2021 Annual Meeting

(81a) Heat Transfer in a Rotary Drum

Authors

Bhaumik Bheda - Presenter, Arizona State University
Heather Emady, Arizona State University
Rotary drums deliver high heat and mass transfer rates, making them extensively useful for powder mixing and heating processes in metallurgical, cement, mining, pharmaceutical, detergent and other particulate processing applications. However, these processes are very difficult to model and operate because of the complex behavior affected by the particle parameters and process conditions such as particle size and distribution, shape, composition, fill level, rotation rate, and operating temperature. The current experimental research is focused on understand the heating mechanisms by conduction and radiation at high temperatures (>600⁰C) and studying the effects of particle size distribution, fill level, and relatively low rotation rate (<10rpm). This work also serves to bridge the gap in the literature for experimental data and validating simulation-based research.

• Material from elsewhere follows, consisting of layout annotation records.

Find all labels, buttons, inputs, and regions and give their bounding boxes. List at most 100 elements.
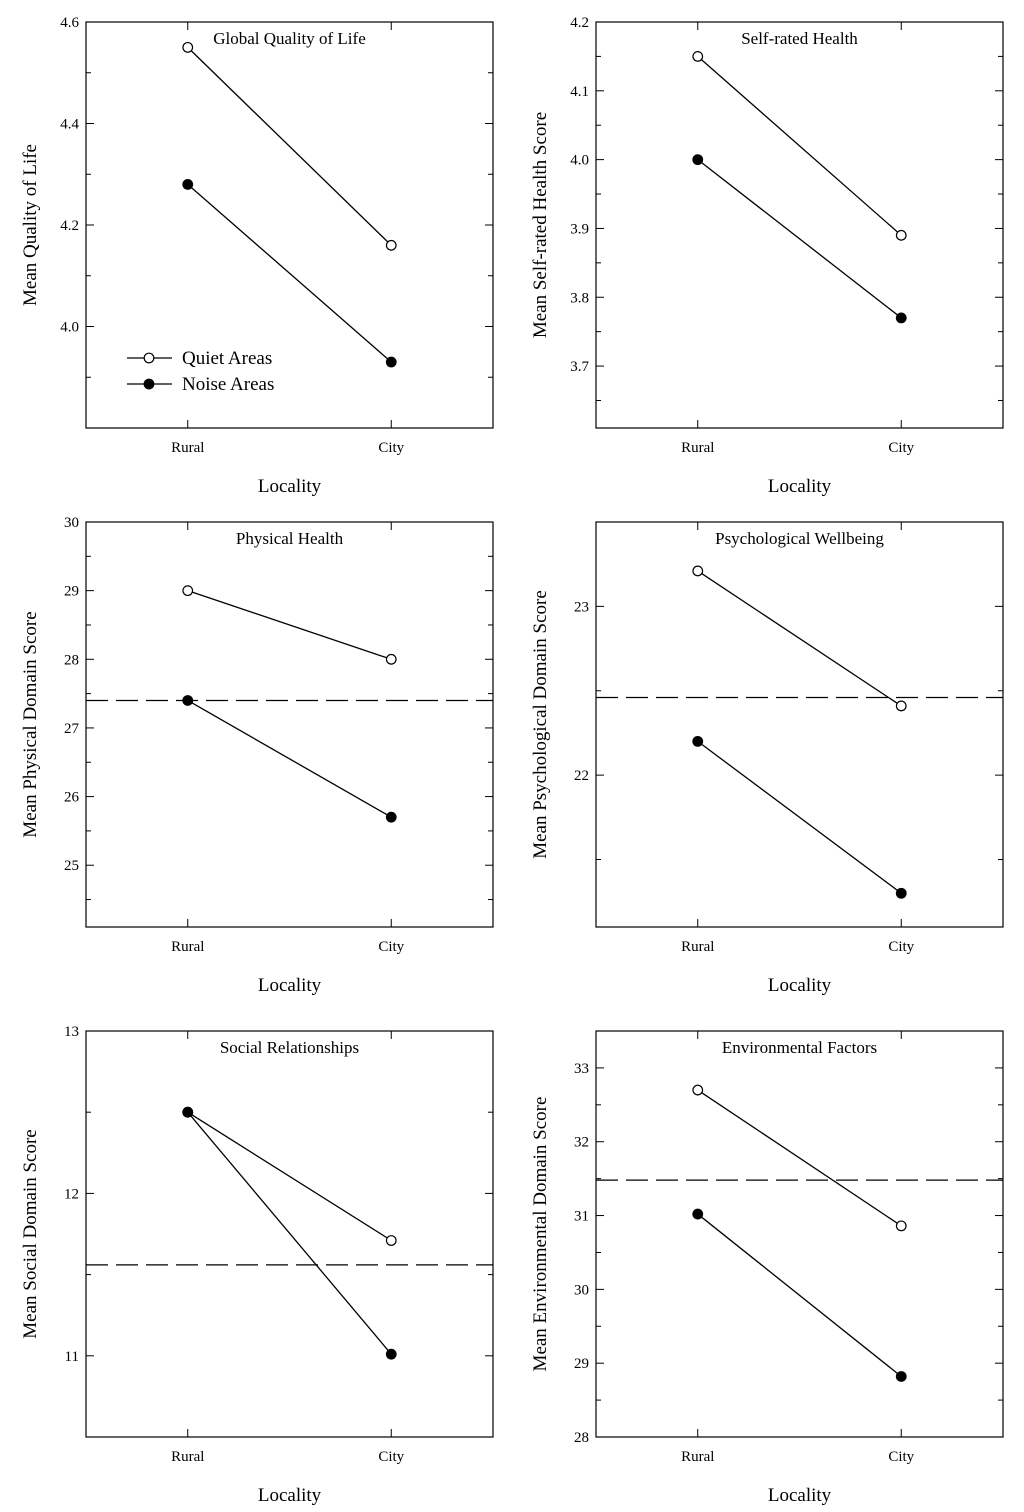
noise-point (182, 1106, 194, 1118)
plot-frame (85, 1030, 494, 1438)
x-tick-label: City (378, 440, 404, 456)
x-axis-label: Locality (768, 1485, 832, 1506)
series-line (187, 699, 392, 818)
quiet-point (895, 1220, 907, 1232)
y-tick-label: 25 (64, 858, 79, 874)
x-tick-label: Rural (681, 440, 714, 456)
y-tick-label: 26 (64, 790, 80, 806)
chart-panel: 11 12 13 Rural City Social Relationships Local… (20, 1024, 494, 1506)
y-tick-label: 28 (64, 652, 79, 668)
plot-frame (85, 21, 494, 429)
y-tick-label: 31 (574, 1209, 589, 1225)
y-tick-label: 4.0 (570, 153, 589, 169)
legend-label: Noise Areas (182, 374, 274, 395)
x-tick-label: Rural (681, 939, 714, 955)
noise-point (182, 178, 194, 190)
x-tick-label: Rural (681, 1449, 714, 1465)
noise-point (385, 811, 397, 823)
quiet-point (692, 51, 704, 62)
series-line (187, 1111, 392, 1242)
noise-point (692, 1208, 704, 1220)
legend-label: Quiet Areas (182, 348, 272, 369)
quiet-point (895, 229, 907, 241)
y-tick-label: 11 (65, 1349, 79, 1365)
x-tick-label: City (378, 939, 404, 955)
x-tick-label: City (378, 1449, 404, 1465)
x-axis-label: Locality (258, 975, 322, 996)
y-tick-label: 23 (574, 599, 589, 615)
y-tick-label: 29 (574, 1356, 589, 1372)
noise-point (692, 154, 704, 166)
y-tick-label: 4.2 (60, 218, 79, 234)
panel-title: Self-rated Health (741, 29, 858, 48)
x-tick-label: Rural (171, 1449, 204, 1465)
quiet-point (385, 239, 397, 251)
quiet-point (385, 653, 397, 665)
x-axis-label: Locality (768, 975, 832, 996)
y-tick-label: 30 (574, 1282, 589, 1298)
noise-point (895, 887, 907, 899)
panel-title: Psychological Wellbeing (715, 529, 884, 548)
y-tick-label: 29 (64, 584, 79, 600)
y-axis-label: Mean Psychological Domain Score (530, 590, 551, 859)
y-tick-label: 22 (574, 768, 589, 784)
quiet-point (895, 700, 907, 712)
legend-quiet-marker (143, 352, 155, 364)
plot-frame (85, 521, 494, 928)
legend: Quiet Areas Noise Areas (127, 348, 274, 395)
y-tick-label: 28 (574, 1430, 589, 1446)
chart-panel: 25 26 27 28 29 30 Rural City Physical Health Loca… (20, 515, 494, 996)
series-line (697, 1213, 902, 1377)
x-tick-label: City (888, 440, 914, 456)
x-axis-label: Locality (258, 1485, 322, 1506)
y-tick-label: 27 (64, 721, 80, 737)
panel-title: Environmental Factors (722, 1038, 877, 1057)
y-axis-label: Mean Environmental Domain Score (530, 1097, 551, 1372)
y-tick-label: 13 (64, 1024, 79, 1040)
noise-point (895, 1371, 907, 1382)
legend-noise-marker (143, 378, 155, 390)
series-line (697, 740, 902, 894)
series-line (187, 183, 392, 363)
quiet-point (692, 1084, 704, 1096)
noise-point (692, 735, 704, 747)
x-tick-label: Rural (171, 939, 204, 955)
y-tick-label: 4.1 (570, 84, 589, 100)
y-tick-label: 33 (574, 1061, 589, 1077)
y-axis-label: Mean Physical Domain Score (20, 611, 41, 837)
quiet-point (182, 585, 194, 597)
series-line (187, 590, 392, 660)
noise-point (895, 312, 907, 324)
series-line (697, 55, 902, 236)
panel-title: Social Relationships (220, 1038, 359, 1057)
noise-point (385, 356, 397, 368)
y-axis-label: Mean Quality of Life (20, 144, 41, 306)
plot-frame (595, 21, 1004, 429)
quiet-point (385, 1235, 397, 1246)
y-tick-label: 3.9 (570, 221, 589, 237)
x-axis-label: Locality (258, 476, 322, 497)
y-tick-label: 4.0 (60, 320, 79, 336)
plot-frame (595, 1030, 1004, 1438)
noise-point (182, 695, 194, 706)
chart-panel: 3.7 3.8 3.9 4.0 4.1 4.2 Rural City Self-rated He… (530, 15, 1004, 497)
noise-point (385, 1348, 397, 1360)
y-tick-label: 4.2 (570, 15, 589, 31)
y-tick-label: 32 (574, 1135, 589, 1151)
chart-panel: 4.0 4.2 4.4 4.6 Rural City Global Quality of L… (20, 15, 494, 497)
panel-title: Physical Health (236, 529, 344, 548)
series-line (697, 159, 902, 319)
y-tick-label: 30 (64, 515, 79, 531)
y-tick-label: 4.6 (60, 15, 79, 31)
y-tick-label: 12 (64, 1186, 79, 1202)
chart-panel: 22 23 Rural City Psychological Wellbeing Loca… (530, 521, 1004, 996)
x-tick-label: City (888, 939, 914, 955)
y-tick-label: 4.4 (60, 117, 79, 133)
series-line (187, 1111, 392, 1355)
plot-frame (595, 521, 1004, 928)
x-tick-label: City (888, 1449, 914, 1465)
panel-title: Global Quality of Life (213, 29, 366, 48)
y-tick-label: 3.7 (570, 359, 589, 375)
series-line (187, 46, 392, 246)
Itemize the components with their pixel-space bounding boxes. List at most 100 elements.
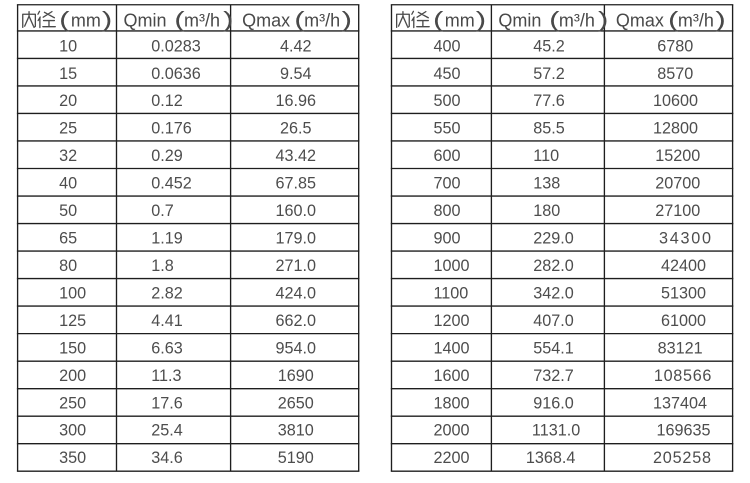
svg-text:1000: 1000 [434, 257, 470, 275]
svg-text:40: 40 [59, 175, 77, 193]
svg-text:424.0: 424.0 [276, 284, 317, 302]
svg-text:500: 500 [434, 92, 461, 110]
svg-text:1200: 1200 [434, 312, 470, 330]
svg-text:4.41: 4.41 [151, 312, 183, 330]
svg-text:20: 20 [59, 92, 77, 110]
svg-text:0.29: 0.29 [151, 147, 183, 165]
svg-text:10600: 10600 [653, 92, 698, 110]
svg-text:700: 700 [434, 175, 461, 193]
svg-text:80: 80 [59, 257, 77, 275]
svg-text:mm: mm [445, 10, 475, 30]
svg-text:m³/h: m³/h [304, 10, 340, 30]
svg-text:954.0: 954.0 [276, 339, 317, 357]
svg-text:45.2: 45.2 [533, 37, 565, 55]
svg-text:6.63: 6.63 [151, 339, 183, 357]
svg-text:1600: 1600 [434, 367, 470, 385]
svg-text:42400: 42400 [661, 257, 706, 275]
svg-text:137404: 137404 [653, 394, 707, 412]
svg-text:8570: 8570 [657, 65, 693, 83]
svg-text:67.85: 67.85 [276, 175, 317, 193]
svg-text:2650: 2650 [278, 394, 314, 412]
svg-text:2.82: 2.82 [151, 284, 183, 302]
svg-text:100: 100 [59, 284, 86, 302]
svg-text:110: 110 [533, 147, 559, 165]
svg-text:): ) [476, 7, 486, 31]
svg-text:2200: 2200 [434, 449, 470, 467]
svg-text:32: 32 [59, 147, 77, 165]
svg-text:12800: 12800 [653, 120, 698, 138]
svg-text:550: 550 [434, 120, 461, 138]
svg-text:732.7: 732.7 [533, 367, 574, 385]
svg-text:): ) [223, 7, 233, 31]
svg-text:0.7: 0.7 [151, 202, 174, 220]
svg-text:450: 450 [434, 65, 461, 83]
svg-text:): ) [102, 7, 112, 31]
svg-text:): ) [342, 7, 352, 31]
svg-text:83121: 83121 [658, 339, 703, 357]
svg-text:250: 250 [59, 394, 86, 412]
svg-text:350: 350 [59, 449, 86, 467]
svg-text:5190: 5190 [278, 449, 314, 467]
svg-text:77.6: 77.6 [533, 92, 565, 110]
svg-text:916.0: 916.0 [533, 394, 574, 412]
svg-text:11.3: 11.3 [151, 367, 181, 385]
svg-text:Qmax: Qmax [242, 10, 290, 30]
svg-text:50: 50 [59, 202, 77, 220]
svg-text:138: 138 [533, 175, 560, 193]
svg-text:0.0636: 0.0636 [151, 65, 201, 83]
svg-text:(: ( [668, 7, 678, 31]
svg-text:25.4: 25.4 [151, 422, 183, 440]
svg-text:180: 180 [533, 202, 560, 220]
svg-text:61000: 61000 [661, 312, 706, 330]
svg-text:(: ( [59, 7, 69, 31]
svg-text:0.176: 0.176 [151, 120, 192, 138]
svg-text:26.5: 26.5 [280, 120, 312, 138]
svg-text:554.1: 554.1 [533, 339, 574, 357]
svg-text:mm: mm [71, 10, 101, 30]
svg-text:): ) [715, 7, 725, 31]
svg-text:150: 150 [59, 339, 86, 357]
svg-text:205258: 205258 [653, 449, 711, 467]
svg-text:m³/h: m³/h [559, 10, 595, 30]
svg-text:1100: 1100 [434, 284, 469, 302]
svg-text:300: 300 [59, 422, 86, 440]
svg-text:25: 25 [59, 120, 77, 138]
svg-text:0.0283: 0.0283 [151, 37, 201, 55]
svg-text:169635: 169635 [657, 422, 711, 440]
svg-text:34.6: 34.6 [151, 449, 183, 467]
svg-text:51300: 51300 [661, 284, 706, 302]
svg-text:342.0: 342.0 [533, 284, 574, 302]
svg-text:0.452: 0.452 [151, 175, 192, 193]
svg-text:Qmin: Qmin [124, 10, 167, 30]
svg-text:1800: 1800 [434, 394, 470, 412]
svg-text:282.0: 282.0 [533, 257, 574, 275]
svg-text:Qmin: Qmin [498, 10, 541, 30]
svg-text:200: 200 [59, 367, 86, 385]
svg-text:Qmax: Qmax [616, 10, 664, 30]
svg-text:65: 65 [59, 230, 77, 248]
svg-text:(: ( [433, 7, 443, 31]
svg-text:15: 15 [59, 65, 77, 83]
svg-text:1.19: 1.19 [151, 230, 183, 248]
svg-text:17.6: 17.6 [151, 394, 183, 412]
svg-text:229.0: 229.0 [533, 230, 574, 248]
svg-text:15200: 15200 [655, 147, 700, 165]
svg-text:1368.4: 1368.4 [526, 449, 576, 467]
svg-text:271.0: 271.0 [276, 257, 317, 275]
svg-text:0.12: 0.12 [151, 92, 183, 110]
svg-text:34300: 34300 [659, 230, 711, 248]
svg-text:85.5: 85.5 [533, 120, 565, 138]
svg-text:16.96: 16.96 [276, 92, 317, 110]
svg-text:900: 900 [434, 230, 461, 248]
svg-text:4.42: 4.42 [280, 37, 312, 55]
svg-text:1.8: 1.8 [151, 257, 174, 275]
svg-text:6780: 6780 [657, 37, 693, 55]
svg-text:(: ( [294, 7, 304, 31]
svg-text:600: 600 [434, 147, 461, 165]
svg-text:2000: 2000 [434, 422, 470, 440]
svg-text:160.0: 160.0 [276, 202, 317, 220]
svg-text:20700: 20700 [655, 175, 700, 193]
svg-text:179.0: 179.0 [276, 230, 317, 248]
svg-text:3810: 3810 [278, 422, 314, 440]
svg-text:1400: 1400 [434, 339, 470, 357]
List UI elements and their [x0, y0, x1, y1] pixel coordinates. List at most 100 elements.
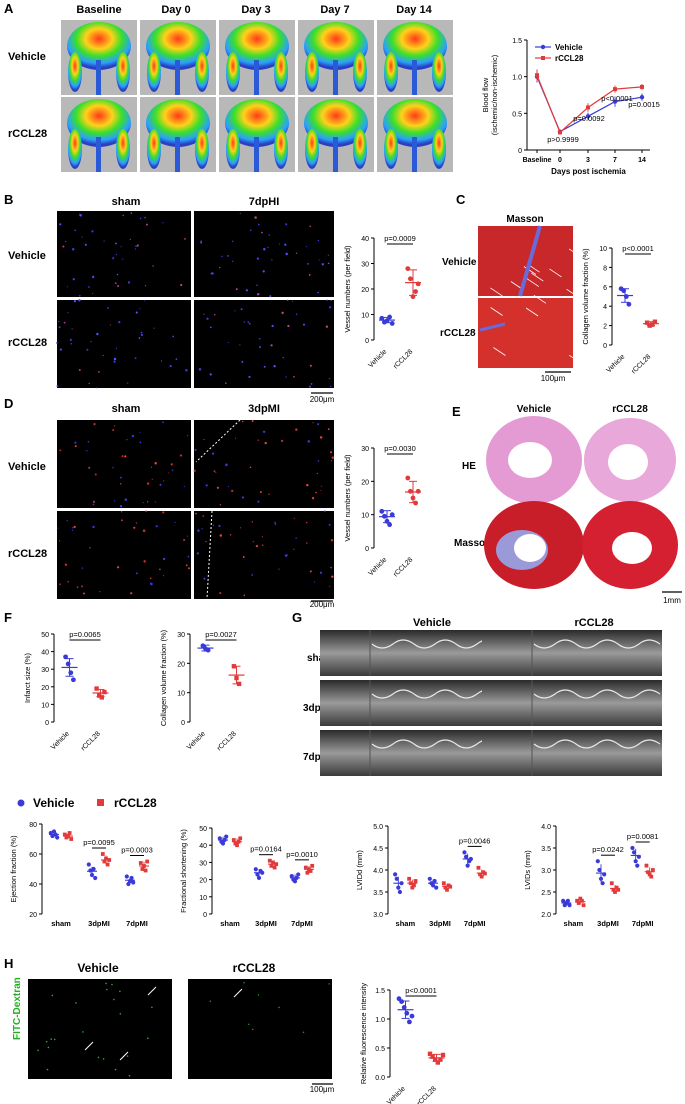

Experiments are performed using 2 mm diameter silica beads to investigate the granular flow and heat transfer by conduction and radiation inside a 6-inch diameter and 3-inch-long stainless-steel rotary drum. The drum is attached to two 10-inch titanium wheels, hence preventing the direct contact of the drum wall with the rollers. One end of the drum is closed using a transparent quartz window, capable of handling high temperatures. Another end of the drum is closed using a sapphire window, compatible with an IR camera, specifically chosen to obtain a high transmittance to the infrared light. The drum walls are maintained at a desired high temperature using NI-Cr resistive wires and a PID controller. The particle bed temperature evolution is recorded on the IR camera, which is used to determine the average particle bed temperature over time and calculate the wall-to-particle heat transfer coefficient.